Workers get independent rate limiters Each worker creates its own token bucket. There is no global cross-worker coordination — aggregate rate = rate x num_dbs.
Min/max tracked in main The main process tracks min/max keys and patches them into worker results. Workers do not have visibility into keys from other shards.
columns_fn for CEL routing context The columns_fn parameter provides additional column values for CEL routing context (analogous to cel_columns in framework writers).
No verification step Unlike Spark/Dask/Ray, the Python writer has no routing verification — it uses the routing function directly, so there's no framework-vs-Python divergence to verify.

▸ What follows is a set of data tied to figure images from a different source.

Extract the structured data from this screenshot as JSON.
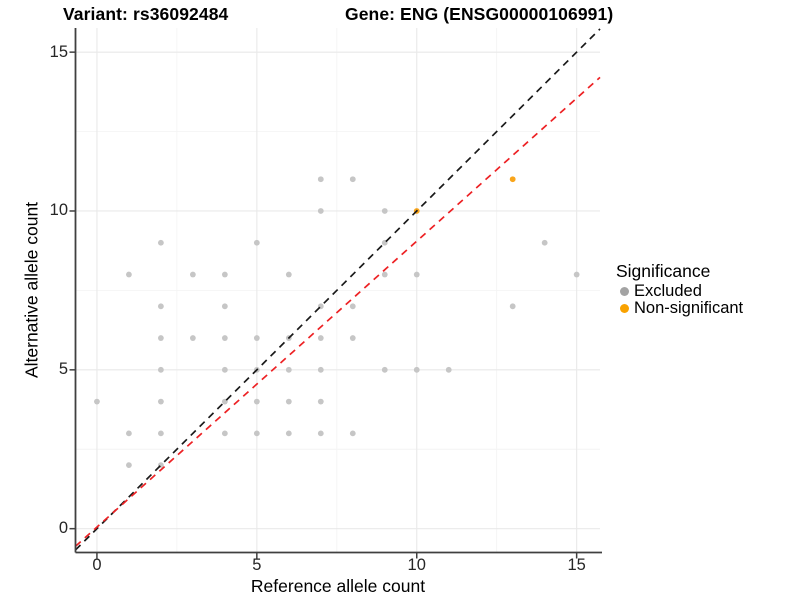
{
  "header": {
    "title_left": "Variant: rs36092484",
    "title_right": "Gene: ENG (ENSG00000106991)"
  },
  "legend": {
    "title": "Significance",
    "items": [
      {
        "label": "Excluded",
        "color": "#a3a3a3"
      },
      {
        "label": "Non-significant",
        "color": "#f9a200"
      }
    ]
  },
  "chart_data": {
    "type": "scatter",
    "xlabel": "Reference allele count",
    "ylabel": "Alternative allele count",
    "xlim": [
      -0.67,
      15.73
    ],
    "ylim": [
      -0.75,
      15.76
    ],
    "xticks": [
      0,
      5,
      10,
      15
    ],
    "yticks": [
      0,
      5,
      10,
      15
    ],
    "x_minor": [
      2.5,
      7.5,
      12.5
    ],
    "y_minor": [
      2.5,
      7.5,
      12.5
    ],
    "grid": {
      "major_color": "#e9e9e9",
      "minor_color": "#f4f4f4"
    },
    "axis_color": "#404040",
    "point_radius": 2.9,
    "series": [
      {
        "name": "Excluded",
        "color": "#c6c6c6",
        "points": [
          [
            1,
            2
          ],
          [
            2,
            2
          ],
          [
            1,
            3
          ],
          [
            2,
            3
          ],
          [
            4,
            3
          ],
          [
            5,
            3
          ],
          [
            6,
            3
          ],
          [
            7,
            3
          ],
          [
            8,
            3
          ],
          [
            0,
            4
          ],
          [
            2,
            4
          ],
          [
            4,
            4
          ],
          [
            5,
            4
          ],
          [
            6,
            4
          ],
          [
            7,
            4
          ],
          [
            2,
            5
          ],
          [
            4,
            5
          ],
          [
            5,
            5
          ],
          [
            6,
            5
          ],
          [
            7,
            5
          ],
          [
            9,
            5
          ],
          [
            10,
            5
          ],
          [
            11,
            5
          ],
          [
            2,
            6
          ],
          [
            3,
            6
          ],
          [
            4,
            6
          ],
          [
            5,
            6
          ],
          [
            6,
            6
          ],
          [
            7,
            6
          ],
          [
            8,
            6
          ],
          [
            2,
            7
          ],
          [
            4,
            7
          ],
          [
            7,
            7
          ],
          [
            8,
            7
          ],
          [
            13,
            7
          ],
          [
            1,
            8
          ],
          [
            3,
            8
          ],
          [
            4,
            8
          ],
          [
            6,
            8
          ],
          [
            9,
            8
          ],
          [
            10,
            8
          ],
          [
            15,
            8
          ],
          [
            2,
            9
          ],
          [
            5,
            9
          ],
          [
            9,
            9
          ],
          [
            14,
            9
          ],
          [
            7,
            10
          ],
          [
            9,
            10
          ],
          [
            7,
            11
          ],
          [
            8,
            11
          ]
        ]
      },
      {
        "name": "Non-significant",
        "color": "#f9a51b",
        "points": [
          [
            10,
            10
          ],
          [
            13,
            11
          ]
        ]
      }
    ],
    "lines": [
      {
        "name": "identity-line",
        "color": "#1a1a1a",
        "slope": 1.0,
        "intercept": 0.0,
        "dash": "7 5.5",
        "width": 1.7
      },
      {
        "name": "fit-line",
        "color": "#ed2124",
        "slope": 0.9,
        "intercept": 0.05,
        "dash": "7 5.5",
        "width": 1.7
      }
    ]
  }
}
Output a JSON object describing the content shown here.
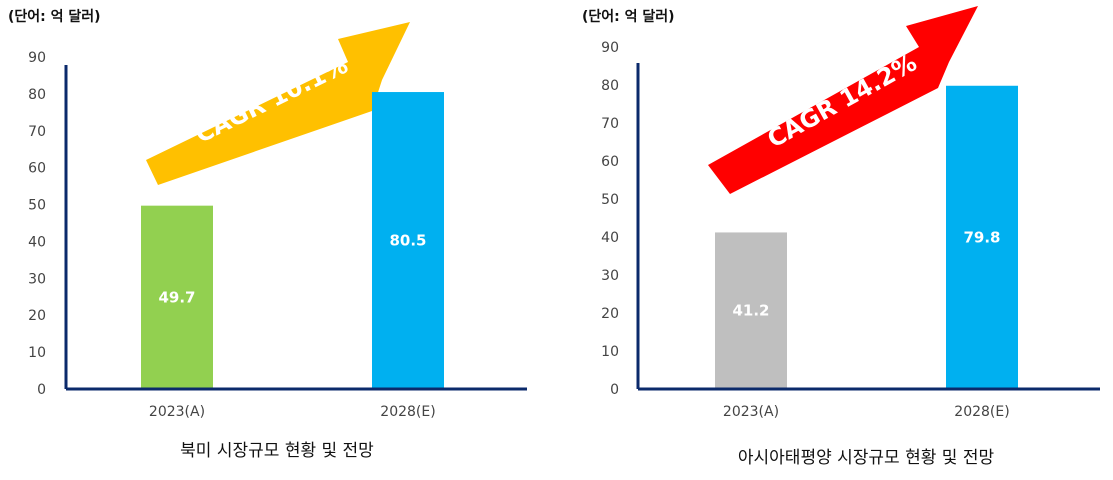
{
  "chart_data": [
    {
      "type": "bar",
      "unit_label": "(단어: 억 달러)",
      "caption": "북미 시장규모 현황 및 전망",
      "categories": [
        "2023(A)",
        "2028(E)"
      ],
      "values": [
        49.7,
        80.5
      ],
      "bar_colors": [
        "#92D050",
        "#00B0F0"
      ],
      "ylim": [
        0,
        90
      ],
      "yticks": [
        0,
        10,
        20,
        30,
        40,
        50,
        60,
        70,
        80,
        90
      ],
      "axis_color": "#0B2A6B",
      "grid": false,
      "annotation": {
        "text": "CAGR 10.1%",
        "arrow_color": "#FFC000"
      }
    },
    {
      "type": "bar",
      "unit_label": "(단어: 억 달러)",
      "caption": "아시아태평양 시장규모 현황 및 전망",
      "categories": [
        "2023(A)",
        "2028(E)"
      ],
      "values": [
        41.2,
        79.8
      ],
      "bar_colors": [
        "#BFBFBF",
        "#00B0F0"
      ],
      "ylim": [
        0,
        90
      ],
      "yticks": [
        0,
        10,
        20,
        30,
        40,
        50,
        60,
        70,
        80,
        90
      ],
      "axis_color": "#0B2A6B",
      "grid": false,
      "annotation": {
        "text": "CAGR 14.2%",
        "arrow_color": "#FF0000"
      }
    }
  ]
}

CEL + parallel incompatible for discovery Python parallel mode cannot discover direct-mode shard counts or inferred categorical routing values at runtime. Explicit routing_values still work because the shard set is already known.
Parallel SHM budgets max_queue_size bounds descriptor backlog, not payload bytes. max_parallel_shared_memory_bytes and max_parallel_shared_memory_bytes_per_worker only apply to the default shared-memory transport; retry-enabled parallel mode uses local spool files instead.